While its assessment of a 3C world is bleak, the report paints a much more positive picture of what governments can do now and over the next decade to keep global heating to within 2C.

The scientists write that Australia lags behind the best practice demonstrated by many other countries. Their 10 recommendations include a call for the Morrison government to accelerate the transition to net zero emissions “given how much Australia stands to lose if GHG [greenhouse gas] emissions are not reduced”.

They also recommend governments improve their understanding of climate impacts, including tipping points and the compounding effects of multiple stressors at global heating of 2C or more, so that Australia can develop effective adaptation responses.

The report calls for a systematic exploration of how Australia should prepare its food production and supply for a worsening climate crisis, and improved understanding of the risks of climate change to human health.

Prof Frank Jotzo, from ANU’s Crawford School of Public Policy, said achieving the goals of the Paris agreement would require accelerated investment in renewable energy, energy storage and electricity transmission.

He said reducing transport emissions, which account for about 19% of Australia’s current carbon pollution, was the next major and necessary step, and that an electric vehicle fleet would also present “a handy opportunity for decentralised electricity storage”.
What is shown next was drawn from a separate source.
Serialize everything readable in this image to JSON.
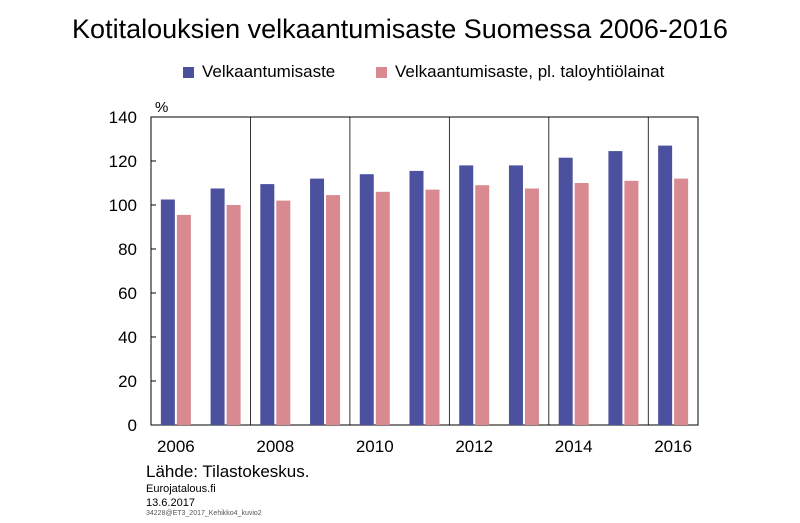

“The costs of reducing global emissions are much less than the cost of adapting to the impacts of unrestrained global warming,” Jotzo said.

Prof Lesley Hughes, an ecologist and pro vice-chancellor at Macquarie University, said there were steps the Morrison government could take immediately to encourage the uptake of electric vehicles, rather than inhibit it.

“Delay is as dangerous as denial,” she said.

“The main message we would have for the federal government is that what we do, as well as the rest of the world, in the next decade … that’s the critical thing.”